E mi raccontava di quella volta che erano stati sorpresi già in montagna da una di queste tardive, impreviste ed abbondanti nevicate. Era rimasto bloccato in un rifugio di fortuna, con parte della famiglia che lo aveva seguito per i pascoli delle prime erbette primaverili, molto apprezzate dagli animali, dopo il fieno e le frasche consumate nell’inverno. Un focolare improvvisato per vincere il freddo e dei giacigli di paglia per riposarsi, sotto un tetto di tavole e legno che non si sapeva quanto potesse reggere sotto il peso della neve. Il tepore degli animali aiutava a tenere un ambiente meno polare ed a rifornire di latte caldo. Un po’ di cibo se lo erano portati per stare qualche giorno, finché (preparato ‘u iazz’) sarebbero stati raggiunti dal resto della famiglia, con ulteriori rifornimenti di farina e pane.

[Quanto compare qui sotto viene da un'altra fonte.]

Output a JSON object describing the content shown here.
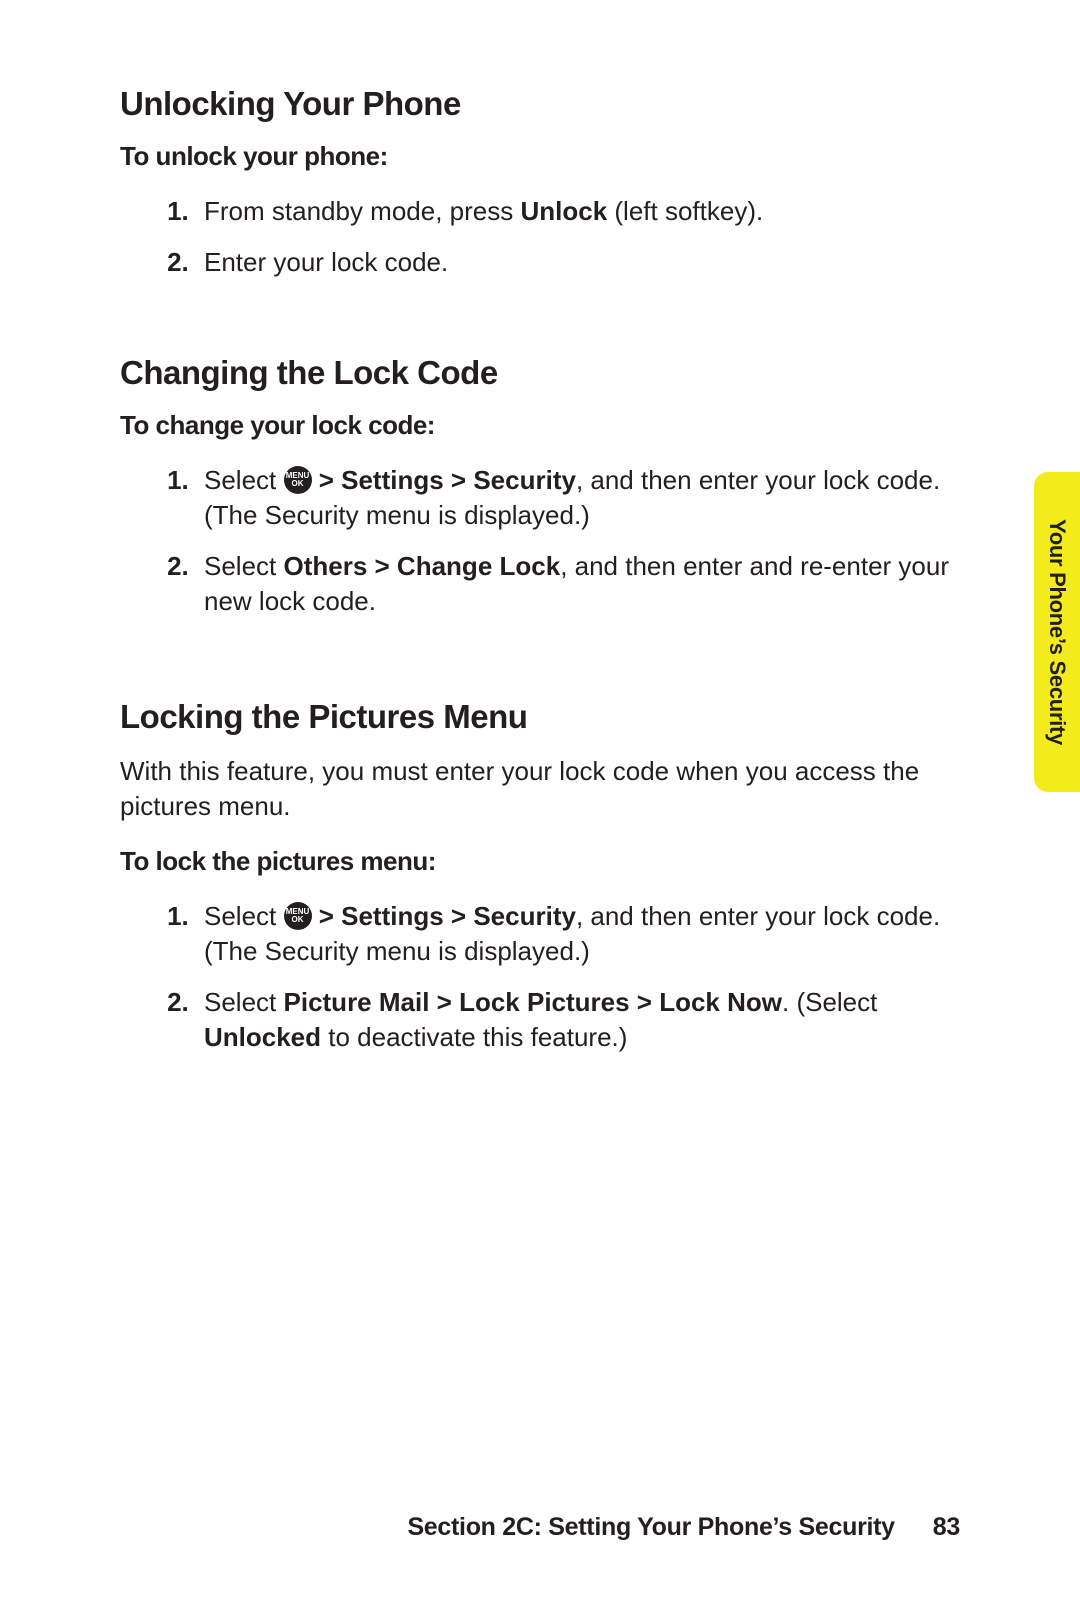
{
  "sections": {
    "unlock": {
      "heading": "Unlocking Your Phone",
      "sub": "To unlock your phone:",
      "step1_pre": "From standby mode, press ",
      "step1_bold": "Unlock",
      "step1_post": " (left softkey).",
      "step2": "Enter your lock code."
    },
    "change": {
      "heading": "Changing the Lock Code",
      "sub": "To change your lock code:",
      "step1_pre": "Select ",
      "step1_bold": " > Settings > Security",
      "step1_post": ", and then enter your lock code. (The Security menu is displayed.)",
      "step2_pre": "Select ",
      "step2_bold": "Others > Change Lock",
      "step2_post": ", and then enter and re-enter your new lock code."
    },
    "pictures": {
      "heading": "Locking the Pictures Menu",
      "body": "With this feature, you must enter your lock code when you access the pictures menu.",
      "sub": "To lock the pictures menu:",
      "step1_pre": "Select ",
      "step1_bold": " > Settings > Security",
      "step1_post": ", and then enter your lock code. (The Security menu is displayed.)",
      "step2_pre": "Select ",
      "step2_bold": "Picture Mail > Lock Pictures > Lock Now",
      "step2_mid": ". (Select ",
      "step2_bold2": "Unlocked",
      "step2_post": " to deactivate this feature.)"
    }
  },
  "menu_button": {
    "line1": "MENU",
    "line2": "OK"
  },
  "tab": "Your Phone’s Security",
  "footer": {
    "section": "Section 2C: Setting Your Phone’s Security",
    "page": "83"
  }
}
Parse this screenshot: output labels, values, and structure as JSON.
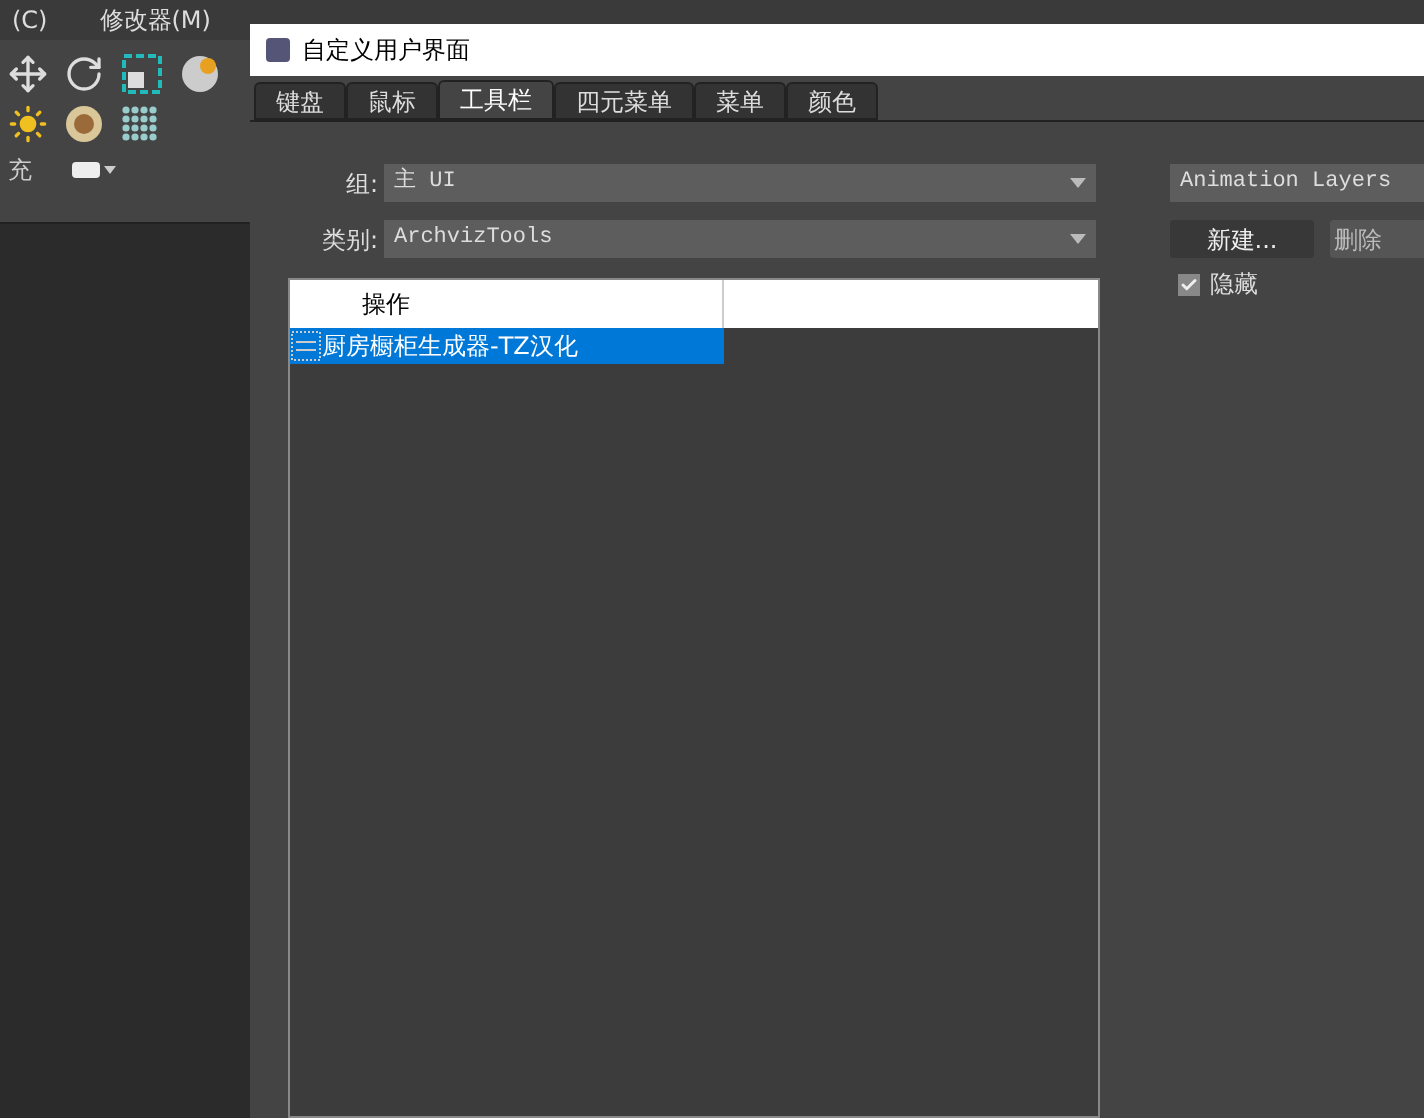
{
  "menu_bar": {
    "items": [
      "(C)",
      "修改器(M)"
    ]
  },
  "side_panel": {
    "label": "充"
  },
  "dialog": {
    "title": "自定义用户界面",
    "tabs": [
      {
        "label": "键盘",
        "selected": false
      },
      {
        "label": "鼠标",
        "selected": false
      },
      {
        "label": "工具栏",
        "selected": true
      },
      {
        "label": "四元菜单",
        "selected": false
      },
      {
        "label": "菜单",
        "selected": false
      },
      {
        "label": "颜色",
        "selected": false
      }
    ],
    "group": {
      "label": "组:",
      "value": "主 UI"
    },
    "category": {
      "label": "类别:",
      "value": "ArchvizTools"
    },
    "table": {
      "columns": [
        "操作"
      ],
      "rows": [
        {
          "name": "厨房橱柜生成器-TZ汉化",
          "selected": true
        }
      ]
    },
    "toolbar_select": {
      "value": "Animation Layers"
    },
    "buttons": [
      "新建...",
      "删除"
    ],
    "hidden_checkbox": {
      "label": "隐藏",
      "checked": true
    }
  }
}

Fu quella la volta – raccontava con enfasi ed un pizzico di orgoglio – che il cognato Rocco r’ copp’l, sollecitato ed impietosito dalla disperazione della sorella Maria Giuseppa, che da giorni non aveva notizie dei figli e del marito, organizzò una spedizione con una squadra di uomini del paese per andare in suo soccorso. Ci misero una giornata intera per farsi strada nella neve alta ed arrivare alle sorgenti del Melandro, presso le quali loro erano bloccati.
Il lieto fine fu colorito di vino ed allegria e qualche preghiera di ringraziamento, per lo scampato pericolo, alla Madonna, a San Michele ed altri santi protettori che non ricordava più.
A me sembrava allora che straparlasse (mio nonno era un gran chiacchierone) ed io lo ascoltavo con rispetto, ma con scarsa curiosità, con poco interesse, come se non ci credessi molto o, comunque, fosse poco importante.
Oggi mi porto il rimorso di non aver approfondito quel racconto (che i figli ed altri testimoni mi hanno testimoniato) ed altri episodi ed aneddoti di quel tempo e di quel mondo che lui – e tanti altri della sua generazione, ma in seguito anche mio padre e mia madre – ha provato ha depositare nella mia memoria.